Getting Comfortable with Token Standards
An in-depth comparison between TRC10 and TRC20, and how they relate to ICOs
Token nomenclature can get confusing, and it can be hard to keep up with the seemingly ever-evolving standards. In this TRON focused post, I’ll be giving you a technical overview of both the TRC10 and TRC20 tokens, as well as their purpose in relation to ICOs. By the end, you should have a much deeper understanding of not just these two types of TRX tokens, but how cryptocurrency tokens and smart contracts work in general.
You may have never heard of TRC10 tokens before, but they have been available since the launch of the TRON mainnet. Since the more recent TVM launch, the name has been introduced to distinguish them from their new TRC20 cousin.
TRC10 is widely supported, and if you currently have any kind of TRX token, chances are it’s a TRC10 token. That’s because this standard makes it incredibly easy to do an ICO (creating your own custom TRC10 token). It requires no programming knowledge of any kind. In fact, all that’s requires is having 1024 TRX in your wallet, and going through a few simple steps on the TronScan page.
This makes it a perfect initial token to create in order judge interest in your project. Another major benefit is that sending TRC10 tokens is free in most cases, only costing bandwidth (obtained by holding TRX and freezing it).
With the launch of the TVM, the TRON protocol enabled support for Ethereum Smart Contracts, enabling developers to start porting their Ethereum contracts to TRON. Tokens on the Ethereum network are Smart Contracts based on the ERC20 Token Standard. This standard defines the rules that a Token should conform to. This way, wallets don’t have to handle each token differently.
Smart Contracts provide endless possibilities, and a TRC20 token can implement extra logic which isn’t possible with standard TRC10 tokens. A few key differences are that transferring a TCX20 token consumes both Bandwidth and Energy. The token may also be transferred in fractions, like sending a Satoshi.
This enables ICOs to have numerous custom rules and rewards for users, such as stretch goals. In short, TRC20 is more complicated, harder to set up, and not as widely supported yet — but it is much more powerful and customizable.
Migrating from TRC10 to TRC20
Currently, there is no clear migration path for converting TRC10 tokens to TRC20, because TRC10 is not supported in smart contracts yet. It requires custom code to read TRC10 transactions and trade it with TRC20 tokens — meaning there is no clear-cut solution.
At a later stage, TRON may provide the tools to simplify this process.
Which one do I need when starting an ICO?
When starting an ICO there are several things to consider when choosing between the use of TRC10 or TRC20 tokens.
The ease of creating TRC10 tokens helps when you just want to run a prototype and check if there is any interest for your idea before investing in hiring a programmer for deploying a TRC20 token. Starting a TRC10 token doesn’t require any programming knowledge but does not provide the flexibility of smart contracts logic. TRC10 ICO’s are supported by most wallets and users will be able to buy your token during the ICO period from the wallet they already know.

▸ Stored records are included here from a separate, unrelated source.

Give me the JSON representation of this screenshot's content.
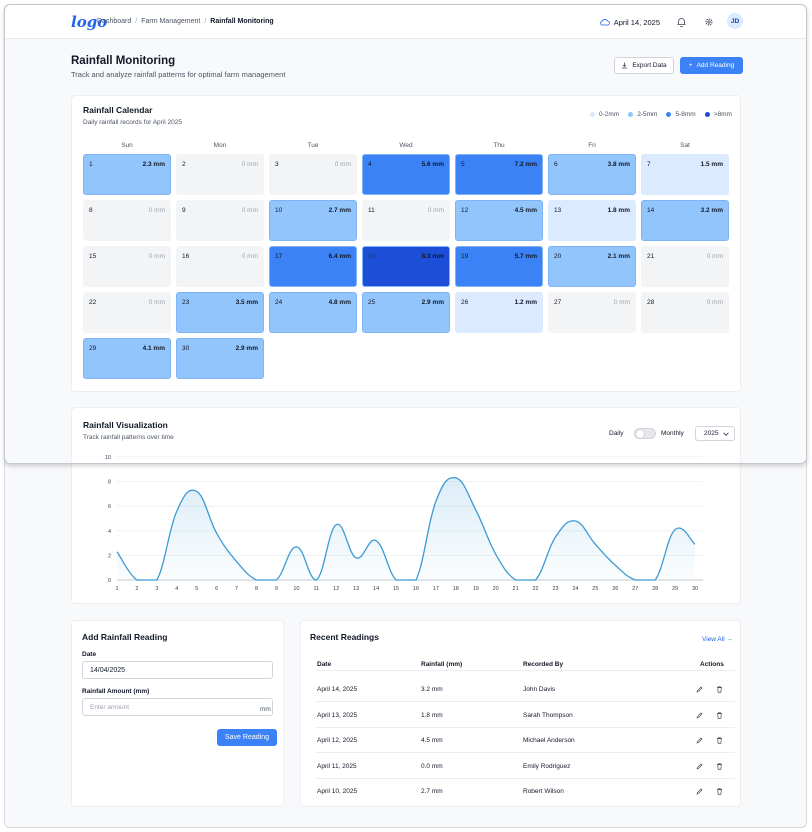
{
  "header": {
    "logo": "logo",
    "breadcrumb": [
      "Dashboard",
      "Farm Management",
      "Rainfall Monitoring"
    ],
    "date": "April 14, 2025",
    "avatar": "JD"
  },
  "page": {
    "title": "Rainfall Monitoring",
    "subtitle": "Track and analyze rainfall patterns for optimal farm management",
    "export_label": "Export Data",
    "add_label": "Add Reading"
  },
  "calendar": {
    "title": "Rainfall Calendar",
    "subtitle": "Daily rainfall records for April 2025",
    "legend": [
      {
        "label": "0-2mm",
        "color": "#dbeafe"
      },
      {
        "label": "2-5mm",
        "color": "#93c5fd"
      },
      {
        "label": "5-8mm",
        "color": "#3b82f6"
      },
      {
        "label": ">8mm",
        "color": "#1d4ed8"
      }
    ],
    "weekdays": [
      "Sun",
      "Mon",
      "Tue",
      "Wed",
      "Thu",
      "Fri",
      "Sat"
    ],
    "days": [
      {
        "day": "1",
        "value": "2.3 mm"
      },
      {
        "day": "2",
        "value": "0 mm"
      },
      {
        "day": "3",
        "value": "0 mm"
      },
      {
        "day": "4",
        "value": "5.6 mm"
      },
      {
        "day": "5",
        "value": "7.2 mm"
      },
      {
        "day": "6",
        "value": "3.8 mm"
      },
      {
        "day": "7",
        "value": "1.5 mm"
      },
      {
        "day": "8",
        "value": "0 mm"
      },
      {
        "day": "9",
        "value": "0 mm"
      },
      {
        "day": "10",
        "value": "2.7 mm"
      },
      {
        "day": "11",
        "value": "0 mm"
      },
      {
        "day": "12",
        "value": "4.5 mm"
      },
      {
        "day": "13",
        "value": "1.8 mm"
      },
      {
        "day": "14",
        "value": "3.2 mm"
      },
      {
        "day": "15",
        "value": "0 mm"
      },
      {
        "day": "16",
        "value": "0 mm"
      },
      {
        "day": "17",
        "value": "6.4 mm"
      },
      {
        "day": "18",
        "value": "8.3 mm"
      },
      {
        "day": "19",
        "value": "5.7 mm"
      },
      {
        "day": "20",
        "value": "2.1 mm"
      },
      {
        "day": "21",
        "value": "0 mm"
      },
      {
        "day": "22",
        "value": "0 mm"
      },
      {
        "day": "23",
        "value": "3.5 mm"
      },
      {
        "day": "24",
        "value": "4.8 mm"
      },
      {
        "day": "25",
        "value": "2.9 mm"
      },
      {
        "day": "26",
        "value": "1.2 mm"
      },
      {
        "day": "27",
        "value": "0 mm"
      },
      {
        "day": "28",
        "value": "0 mm"
      },
      {
        "day": "29",
        "value": "4.1 mm"
      },
      {
        "day": "30",
        "value": "2.9 mm"
      }
    ]
  },
  "visualization": {
    "title": "Rainfall Visualization",
    "subtitle": "Track rainfall patterns over time",
    "toggle_left": "Daily",
    "toggle_right": "Monthly",
    "year": "2025"
  },
  "chart_data": {
    "type": "area",
    "x": [
      1,
      2,
      3,
      4,
      5,
      6,
      7,
      8,
      9,
      10,
      11,
      12,
      13,
      14,
      15,
      16,
      17,
      18,
      19,
      20,
      21,
      22,
      23,
      24,
      25,
      26,
      27,
      28,
      29,
      30
    ],
    "values": [
      2.3,
      0,
      0,
      5.6,
      7.2,
      3.8,
      1.5,
      0,
      0,
      2.7,
      0,
      4.5,
      1.8,
      3.2,
      0,
      0,
      6.4,
      8.3,
      5.7,
      2.1,
      0,
      0,
      3.5,
      4.8,
      2.9,
      1.2,
      0,
      0,
      4.1,
      2.9
    ],
    "yticks": [
      "0",
      "2",
      "4",
      "6",
      "8",
      "10"
    ],
    "ylim": [
      0,
      10
    ],
    "xlim": [
      1,
      30
    ],
    "grid": true,
    "color": "#3b9bd3",
    "xlabel": "",
    "ylabel": ""
  },
  "form": {
    "title": "Add Rainfall Reading",
    "date_label": "Date",
    "date_value": "14/04/2025",
    "amount_label": "Rainfall Amount (mm)",
    "amount_placeholder": "Enter amount",
    "unit": "mm",
    "save_label": "Save Reading"
  },
  "recent": {
    "title": "Recent Readings",
    "view_all": "View All",
    "columns": [
      "Date",
      "Rainfall (mm)",
      "Recorded By",
      "Actions"
    ],
    "rows": [
      {
        "date": "April 14, 2025",
        "rainfall": "3.2 mm",
        "by": "John Davis"
      },
      {
        "date": "April 13, 2025",
        "rainfall": "1.8 mm",
        "by": "Sarah Thompson"
      },
      {
        "date": "April 12, 2025",
        "rainfall": "4.5 mm",
        "by": "Michael Anderson"
      },
      {
        "date": "April 11, 2025",
        "rainfall": "0.0 mm",
        "by": "Emily Rodriguez"
      },
      {
        "date": "April 10, 2025",
        "rainfall": "2.7 mm",
        "by": "Robert Wilson"
      }
    ]
  }
}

The downside is that the supply of TRC10 tokens can’t be increased after the token has been created. Tokens can be burned by sending them to the TRON burn address.
In some cases you want your ICO to have more complex distribution rules, or you need your token to be able to be sent in fractions. In these cases, the flexibility of TRC20 is a better option. Deploying a TRC20 token requires knowledge of deploying smart contracts, which is not very straightforward with the currently available tools.
If you can manage this, however, smart contracts allow you to set different rules, for examples set a bonus period where users participating in your ICO receive more tokens if they buy early. Smart contracts also allow you to mint extra tokens at a later time, solving the limitation issue faced when using TRC10.
That’s it! It’s up to you which token standard you choose to use should you want to do an ICO, as each has its own benefits and shortcomings. I hope this post has shed some light on the topic and given you a clearer picture of what using either of these token types entails.
Note: The TRON Team has informed us that the nomenclature for the network token standards has been updated to TRC10 and TRC20.